СТАЛИН и ПИСАТЕЛИ

 


***
Поэт Эдуард Багрицкий (Дзюба)
001 (700x477, 319Kb)

Поэт Эдуард Багрицкий (Дзюба) говорил: «Я с большим уважением смотрю на свою руку — ее пожал Сталин».

Кто-то может счесть это за шутку. Но поэт был искренен.

34

002 (660x438, 187Kb)

Ночью в квартире писателя Б. Л. Пастернака раздался телефонный звонок:

— С вами будет говорить товарищ Сталин.

— Не разыгрывайте меня!

Но тут Пастернак услышал голос, от которого екнуло сердце.

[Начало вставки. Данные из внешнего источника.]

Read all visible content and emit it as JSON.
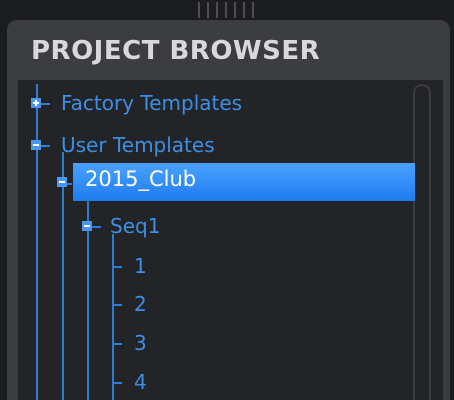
{
  "panel": {
    "title": "PROJECT BROWSER"
  },
  "tree": {
    "items": [
      {
        "label": "Factory Templates",
        "state": "collapsed"
      },
      {
        "label": "User Templates",
        "state": "expanded"
      },
      {
        "label": "2015_Club",
        "state": "expanded",
        "selected": true
      },
      {
        "label": "Seq1",
        "state": "expanded"
      },
      {
        "label": "1"
      },
      {
        "label": "2"
      },
      {
        "label": "3"
      },
      {
        "label": "4"
      }
    ]
  },
  "colors": {
    "accent": "#3d8fe6",
    "selection": "#2a8af7",
    "panel": "#3c3d40",
    "tree_bg": "#232427",
    "title": "#d9d9dc"
  },
  "icons": [
    "expand-plus-icon",
    "collapse-minus-icon",
    "resize-grip-icon"
  ]
}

Сталин начал без обиняков:

— Борис Леонидович, вы не хотите попросить за вашего друга Мандельштама? [14]

Пастернак заюлил:

— Да нет. Дружбы между нами, собственно, никогда не было. Скорее наоборот. Я тяготился общением с ним. Но поговорить с вами — об этом я всегда мечтал…

— Мы, старые большевики, никогда не отрекались от своих друзей.

По словам Анны Ахматовой (Горенко), весьма сведущей в окололитературных делах и событиях, Сталин сообщил, что отданы необходимые распоряжения, что с Мандельштамом будет все в порядке. Он спросил Пастернака, почему тот не хочет хлопотать за поэта и сказал:

— Если бы мой друг попал в беду, я бы лез на стену, чтобы его спасти… Почему вы не обратились ко мне или в писательские организации?

— Писательские организации не занимаются этим…

— Но ведь он ваш друг!

Пастернак замялся, а Сталин продолжал:

— Но ведь он же мастер, мастер!

Пастернак ответил, что это не имеет значения и тоже продолжал:

— Почему мы все о Мандельштаме и Мандельштаме, я так давно хотел с вами встретиться и поговорить.

— О чем?

— О жизни и смерти.

На этом разговор оборвался: Сталин не прощаясь положил трубку.

Много позже сей литературно-бытовой трус уверял, что если бы он не хлопотал за Мандельштама, то Сталин вообще не узнал бы об этом деле. И еще он, дескать, думал, что Сталин проверяет, знаком ли Пастернак со скандальным стихотворением, поэтому и отвечал, мол, уклончиво. Учитывая дальнейшую биографию г-на Пастернака, который сочинил бездарного «Доктора Живаго», тайком вывезенного и опубликованного на Западе в 1957-м, получил за него незаслуженную (присужденную исключительно за махровый антисоветизм) Нобелевскую премию, потом испугался и отказался от нее, желание смеяться пропадает.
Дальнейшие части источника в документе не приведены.